[英]extract specific cell data from XML .xls file with python
I have a giant XML file that is exported from a device as a .xls file. 我有一个巨大的XML文件,该文件从设备作为.xls文件导出。
<?xml version='1.0'?>
<?mso-application progid='Excel.Sheet'?>
<s:Workbook xmlns:x="urn:schemas-microsoft-com:office:excel" xmlns:o="urn:schemas-microsoft-com:office:office" xmlns:s="urn:schemas-microsoft-com:office:spreadsheet">
<s:Styles>
...
<s:Worksheet s:Name="Description">
...
<s:Worksheet s:Name="Data">
<s:Table s:DefaultColumnWidth="100">
<s:Row>
<s:Cell s:StyleID="Bold">
<s:Data s:Type="String">Time</s:Data>
</s:Cell>
<s:Cell s:StyleID="Bold">
<s:Data s:Type="String">Temp1</s:Data>
</s:Cell>
<s:Cell s:StyleID="Bold">
<s:Data s:Type="String">Temp2</s:Data>
</s:Cell>
<s:Cell s:StyleID="Bold">
<s:Data s:Type="String">Liquid</s:Data>
</s:Cell>
<s:Cell s:StyleID="Bold">
<s:Data s:Type="String">Response</s:Data>
</s:Cell>
<s:Cell s:StyleID="Bold">
<s:Data s:Type="String">Base</s:Data>
</s:Cell>
<s:Cell s:StyleID="Bold">
<s:Data s:Type="String">Events</s:Data>
</s:Cell>
<s:Cell s:StyleID="Bold">
<s:Data s:Type="String">Low</s:Data>
</s:Cell>
<s:Cell s:StyleID="Bold">
<s:Data s:Type="String">High</s:Data>
</s:Cell>
<s:Cell />
</s:Row>
...
<s:Row>
<s:Cell s:StyleID="Default">
<s:Data s:Type="Number">45</s:Data> # Time
</s:Cell>
# There is no Temp1 data
<s:Cell />
<s:Cell s:StyleID="Default">
<s:Data s:Type="Number">29.74</s:Data> # Temp2
</s:Cell>
<s:Cell s:StyleID="Default">
<s:Data s:Type="Number">12.11</s:Data> # Liquid
</s:Cell>
<s:Cell s:StyleID="Default">
<s:Data s:Type="Number">100</s:Data> # Response
</s:Cell>
<s:Cell s:StyleID="Default">
<s:Data s:Type="Number">30</s:Data> # Base
</s:Cell>
# There are no events in this data
<s:Cell />
<s:Cell s:StyleID="Default">
<s:Data s:Type="Number">0</s:Data> # Low
</s:Cell>
<s:Cell s:StyleID="Default">
<s:Data s:Type="Number">55</s:Data> # High
</s:Cell>
<s:Cell />
</s:Row>
What I am trying to do is extract information from the worksheet named "Data." 我想做的是从名为“数据”的工作表中提取信息。 There are 9 headers for the data, but I am only interested in the data that corresponds to "Time" and "Temp2", which would be "45" and "29.74", respectively.

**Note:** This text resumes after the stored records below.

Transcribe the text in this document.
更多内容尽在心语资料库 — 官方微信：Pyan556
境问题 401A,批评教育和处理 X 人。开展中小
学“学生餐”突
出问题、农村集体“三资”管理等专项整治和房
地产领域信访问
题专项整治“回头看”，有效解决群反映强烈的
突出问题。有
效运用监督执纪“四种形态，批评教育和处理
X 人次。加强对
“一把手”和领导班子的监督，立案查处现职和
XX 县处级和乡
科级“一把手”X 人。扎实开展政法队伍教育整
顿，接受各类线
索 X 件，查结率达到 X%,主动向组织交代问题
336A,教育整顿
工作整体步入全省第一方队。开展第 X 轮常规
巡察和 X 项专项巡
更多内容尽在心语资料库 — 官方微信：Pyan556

该数据有9个标题,但我只对与“ Time”和“ Temp2”相对应的数据感兴趣,它们分别为“ 45”和“ 29.74”。
I have managed to figure out how to navigate the file using: 我设法弄清楚如何使用以下方法导航文件:
import xml.etree.ElementTree as ET
tree = ET.parse('xmlfile')
root = tree.getroot()
ns = {'x':'urn:schemas-microsoft-com:office:excel',
'o':'urn:schemas-microsoft-com:office:office',
's':'urn:schemas-microsoft-com:office:spreadsheet'}
root.findall('./s:Worksheet/s:Table/s:Row/s:Cell/s:Data', namespaces=ns)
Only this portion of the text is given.